A common pitfall: using training data as test data. The standard explicitly requires that test datasets be independent of training datasets, with no overlap in scene geometry, camera vantage points, or subject identities. Contaminated evaluation is the leading cause of overoptimistic performance claims in vendor datasheets.

3. Deployment Considerations and Future Trends

Video analytics performance under the TR 63038 framework is highly dependent on edge-device compute capability. A typical deep learning accelerator (e.g., NVIDIA Jetson Orin, Hailo-8, Intel Movidius) can achieve 30-60 FPS on lightweight object detection networks (YOLOv8n, MobileNet-SSD) at 1080p resolution. The standard recommends reporting performance at the target deployment resolution rather than at the training resolution, as downscaling artifacts significantly affect small-object recall.

Field experience reveals that camera auto-exposure adaptation time (1-3 seconds after a scene change) causes a burst of false positives as the analytics algorithm adjusts to the new exposure. For security-critical applications, implement a “settling delay” that suppresses analytics output for the first 2 seconds after an exposure change, as recommended by TR 63038 Annex C.

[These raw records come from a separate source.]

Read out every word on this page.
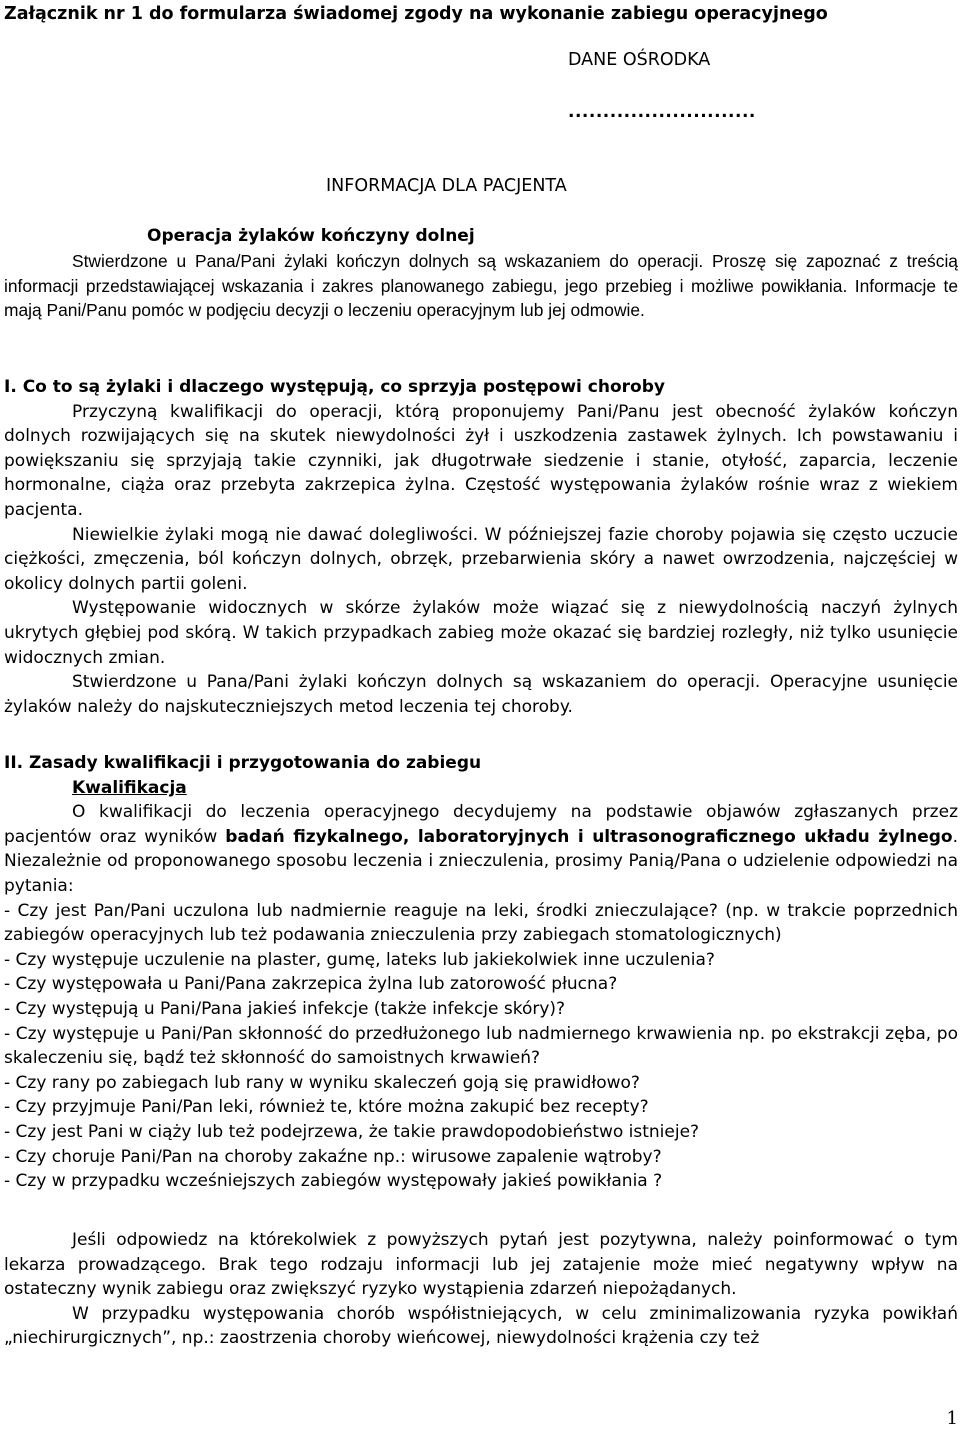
Załącznik nr 1 do formularza świadomej zgody na wykonanie zabiegu operacyjnego
DANE OŚRODKA
...........................
INFORMACJA DLA PACJENTA
Operacja żylaków kończyny dolnej
Stwierdzone u Pana/Pani żylaki kończyn dolnych są wskazaniem do operacji. Proszę się zapoznać z treścią informacji przedstawiającej wskazania i zakres planowanego zabiegu, jego przebieg i możliwe powikłania. Informacje te mają Pani/Panu pomóc w podjęciu decyzji o leczeniu operacyjnym lub jej odmowie.

I. Co to są żylaki i dlaczego występują, co sprzyja postępowi choroby

Przyczyną kwalifikacji do operacji, którą proponujemy Pani/Panu jest obecność żylaków kończyn dolnych rozwijających się na skutek niewydolności żył i uszkodzenia zastawek żylnych. Ich powstawaniu i powiększaniu się sprzyjają takie czynniki, jak długotrwałe siedzenie i stanie, otyłość, zaparcia, leczenie hormonalne, ciąża oraz przebyta zakrzepica żylna. Częstość występowania żylaków rośnie wraz z wiekiem pacjenta.

Niewielkie żylaki mogą nie dawać dolegliwości. W późniejszej fazie choroby pojawia się często uczucie ciężkości, zmęczenia, ból kończyn dolnych, obrzęk, przebarwienia skóry a nawet owrzodzenia, najczęściej w okolicy dolnych partii goleni.

Występowanie widocznych w skórze żylaków może wiązać się z niewydolnością naczyń żylnych ukrytych głębiej pod skórą. W takich przypadkach zabieg może okazać się bardziej rozległy, niż tylko usunięcie widocznych zmian.

Stwierdzone u Pana/Pani żylaki kończyn dolnych są wskazaniem do operacji. Operacyjne usunięcie żylaków należy do najskuteczniejszych metod leczenia tej choroby.

II. Zasady kwalifikacji i przygotowania do zabiegu

Kwalifikacja

O kwalifikacji do leczenia operacyjnego decydujemy na podstawie objawów zgłaszanych przez pacjentów oraz wyników badań fizykalnego, laboratoryjnych i ultrasonograficznego układu żylnego. Niezależnie od proponowanego sposobu leczenia i znieczulenia, prosimy Panią/Pana o udzielenie odpowiedzi na pytania:

- Czy jest Pan/Pani uczulona lub nadmiernie reaguje na leki, środki znieczulające? (np. w trakcie poprzednich zabiegów operacyjnych lub też podawania znieczulenia przy zabiegach stomatologicznych)

- Czy występuje uczulenie na plaster, gumę, lateks lub jakiekolwiek inne uczulenia?

- Czy występowała u Pani/Pana zakrzepica żylna lub zatorowość płucna?

- Czy występują u Pani/Pana jakieś infekcje (także infekcje skóry)?

- Czy występuje u Pani/Pan skłonność do przedłużonego lub nadmiernego krwawienia np. po ekstrakcji zęba, po skaleczeniu się, bądź też skłonność do samoistnych krwawień?

- Czy rany po zabiegach lub rany w wyniku skaleczeń goją się prawidłowo?

- Czy przyjmuje Pani/Pan leki, również te, które można zakupić bez recepty?

- Czy jest Pani w ciąży lub też podejrzewa, że takie prawdopodobieństwo istnieje?

- Czy choruje Pani/Pan na choroby zakaźne np.: wirusowe zapalenie wątroby?

- Czy w przypadku wcześniejszych zabiegów występowały jakieś powikłania ?

Jeśli odpowiedz na którekolwiek z powyższych pytań jest pozytywna, należy poinformować o tym lekarza prowadzącego. Brak tego rodzaju informacji lub jej zatajenie może mieć negatywny wpływ na ostateczny wynik zabiegu oraz zwiększyć ryzyko wystąpienia zdarzeń niepożądanych.

W przypadku występowania chorób współistniejących, w celu zminimalizowania ryzyka powikłań „niechirurgicznych”, np.: zaostrzenia choroby wieńcowej, niewydolności krążenia czy też

1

Looking forward, the IEC is considering a second edition that incorporates neural network robustness testing (adversarial patch attacks) and privacy-preserving analytics evaluation (on-device inference vs. cloud-based). The foundational metrics framework defined in TR 63038 will remain central to these future extensions.

4. Frequently Asked Questions

Q: Is IEC TR 63038 applicable to thermal imaging cameras?
A: Yes. The metrics and methodology apply to any imaging modality (visible, thermal, multi-spectral). The test datasets must be captured with the target sensor type.

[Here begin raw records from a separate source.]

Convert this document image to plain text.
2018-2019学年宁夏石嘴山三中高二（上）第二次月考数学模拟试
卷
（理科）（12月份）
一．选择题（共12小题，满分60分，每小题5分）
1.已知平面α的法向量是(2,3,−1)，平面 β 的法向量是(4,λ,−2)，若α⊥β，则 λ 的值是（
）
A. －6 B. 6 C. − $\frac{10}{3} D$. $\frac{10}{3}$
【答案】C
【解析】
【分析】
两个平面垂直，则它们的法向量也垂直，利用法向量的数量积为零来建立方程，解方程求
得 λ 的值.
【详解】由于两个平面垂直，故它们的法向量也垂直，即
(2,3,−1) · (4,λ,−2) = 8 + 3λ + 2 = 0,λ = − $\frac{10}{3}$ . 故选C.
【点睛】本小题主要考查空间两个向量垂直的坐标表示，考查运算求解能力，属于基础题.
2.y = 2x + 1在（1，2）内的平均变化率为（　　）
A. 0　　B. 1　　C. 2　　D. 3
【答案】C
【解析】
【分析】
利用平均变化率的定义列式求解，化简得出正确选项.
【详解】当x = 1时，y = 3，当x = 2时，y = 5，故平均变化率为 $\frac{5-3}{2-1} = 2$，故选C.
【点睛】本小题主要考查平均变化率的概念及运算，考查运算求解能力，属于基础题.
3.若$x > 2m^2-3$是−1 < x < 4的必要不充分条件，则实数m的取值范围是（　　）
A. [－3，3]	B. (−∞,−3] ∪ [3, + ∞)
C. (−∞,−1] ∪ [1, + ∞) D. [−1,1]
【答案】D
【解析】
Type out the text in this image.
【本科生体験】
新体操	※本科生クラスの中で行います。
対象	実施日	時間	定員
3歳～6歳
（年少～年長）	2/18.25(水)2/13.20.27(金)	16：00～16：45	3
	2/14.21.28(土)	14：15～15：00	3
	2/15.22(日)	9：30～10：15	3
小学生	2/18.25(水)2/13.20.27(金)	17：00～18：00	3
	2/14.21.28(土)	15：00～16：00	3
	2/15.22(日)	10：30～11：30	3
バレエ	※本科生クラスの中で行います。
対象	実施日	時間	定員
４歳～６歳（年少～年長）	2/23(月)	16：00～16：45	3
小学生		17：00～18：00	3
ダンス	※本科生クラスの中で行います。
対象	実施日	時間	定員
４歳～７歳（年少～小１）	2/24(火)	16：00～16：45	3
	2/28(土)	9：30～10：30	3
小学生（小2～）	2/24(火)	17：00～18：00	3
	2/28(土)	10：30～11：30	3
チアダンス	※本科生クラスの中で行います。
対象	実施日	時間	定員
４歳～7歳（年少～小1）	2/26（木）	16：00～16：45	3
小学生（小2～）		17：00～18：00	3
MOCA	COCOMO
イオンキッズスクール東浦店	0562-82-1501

Q: How does the standard define false positive vs. false negative in crowded scenes?
A: An IoU (Intersection over Union) threshold of 0.5 is used to match detections to ground truth. A detection with IoU < 0.5 to any ground-truth box is a false positive; a ground-truth box with no matching detection is a false negative. In crowded scenes with heavy occlusion, the standard permits a relaxed threshold of 0.3.

Q: What is the recommended annotation tool for generating TR 63038 compliant datasets?
A: The standard does not mandate a specific tool, but CVAT (Computer Vision Annotation Tool) and Labelbox are commonly used. Both support the extended COCO JSON format required for temporal annotation fields.

Q: Can TR 63038 metrics be used for facial recognition evaluation?
A: Not directly. Facial recognition falls under separate standards (ISO/IEC 19795 series). TR 63038 focuses on object-level analytics (people, vehicles) and does not address identification or verification accuracy.